I have a small network and I am experiencing the problem. 

I agree that NFS should be using TCP. Adding options to a kickstart file is not
a practical solution for many/most people. 

RHEL4 says that TCP is the default NFS protocol. 

http://www.redhat.com/docs/manuals/enterprise/RHEL-4-Manual/ref-guide/ch-nfs.html

Let me know if you need to me to do any testing or data collection on this.

Comment 6 Bug Zapper 2008-04-04 02:45:39 UTC

Fedora apologizes that these issues have not been resolved yet. We're
sorry it's taken so long for your bug to be properly triaged and acted
on. We appreciate the time you took to report this issue and want to
make sure no important bugs slip through the cracks.

If you're currently running a version of Fedora Core between 1 and 6,
please note that Fedora no longer maintains these releases. We strongly
encourage you to upgrade to a current Fedora release.
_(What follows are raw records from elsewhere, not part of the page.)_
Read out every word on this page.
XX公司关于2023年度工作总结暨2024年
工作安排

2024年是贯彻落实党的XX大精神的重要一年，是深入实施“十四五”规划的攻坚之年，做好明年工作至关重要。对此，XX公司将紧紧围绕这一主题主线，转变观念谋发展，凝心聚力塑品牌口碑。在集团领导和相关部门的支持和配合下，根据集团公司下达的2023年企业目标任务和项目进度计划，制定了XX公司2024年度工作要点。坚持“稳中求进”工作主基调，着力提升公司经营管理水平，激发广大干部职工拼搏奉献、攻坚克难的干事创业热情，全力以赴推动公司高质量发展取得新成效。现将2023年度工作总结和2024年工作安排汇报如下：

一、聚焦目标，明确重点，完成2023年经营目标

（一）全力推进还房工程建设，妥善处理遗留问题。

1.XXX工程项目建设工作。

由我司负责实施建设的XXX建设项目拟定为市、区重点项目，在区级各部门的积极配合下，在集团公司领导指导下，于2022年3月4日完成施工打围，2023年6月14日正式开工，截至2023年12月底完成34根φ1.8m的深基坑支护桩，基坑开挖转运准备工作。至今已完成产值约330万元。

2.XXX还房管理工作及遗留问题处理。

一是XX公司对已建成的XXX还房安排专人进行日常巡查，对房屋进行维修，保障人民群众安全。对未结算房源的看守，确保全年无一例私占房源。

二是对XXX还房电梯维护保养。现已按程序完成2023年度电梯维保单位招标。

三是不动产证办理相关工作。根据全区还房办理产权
In order to
refocus our efforts as a project we are flagging all of the open bugs
for releases which are no longer maintained and closing them.
http://fedoraproject.org/wiki/LifeCycle/EOL

If this bug is still open against Fedora Core 1 through 6, thirty days
from now, it will be closed 'WONTFIX'. If you can reporduce this bug in
the latest Fedora version, please change to the respective version. If
you are unable to do this, please add a comment to this bug requesting
the change.

Thanks for your help, and we apologize again that we haven't handled
these issues to this point.

The process we are following is outlined here:
http://fedoraproject.org/wiki/BugZappers/F9CleanUp

We will be following the process here:
http://fedoraproject.org/wiki/BugZappers/HouseKeeping to ensure this
doesn't happen again.

And if you'd like to join the bug triage team to help make things
better, check out http://fedoraproject.org/wiki/BugZappers

Comment 7 Bug Zapper 2008-05-06 15:50:52 UTC

This bug is open for a Fedora version that is no longer maintained and
will not be fixed by Fedora. Therefore we are closing this bug.

If you can reproduce this bug against a currently maintained version of
Fedora please feel free to reopen thus bug against that version.

Thank you for reporting this bug and we are sorry it could not be fixed.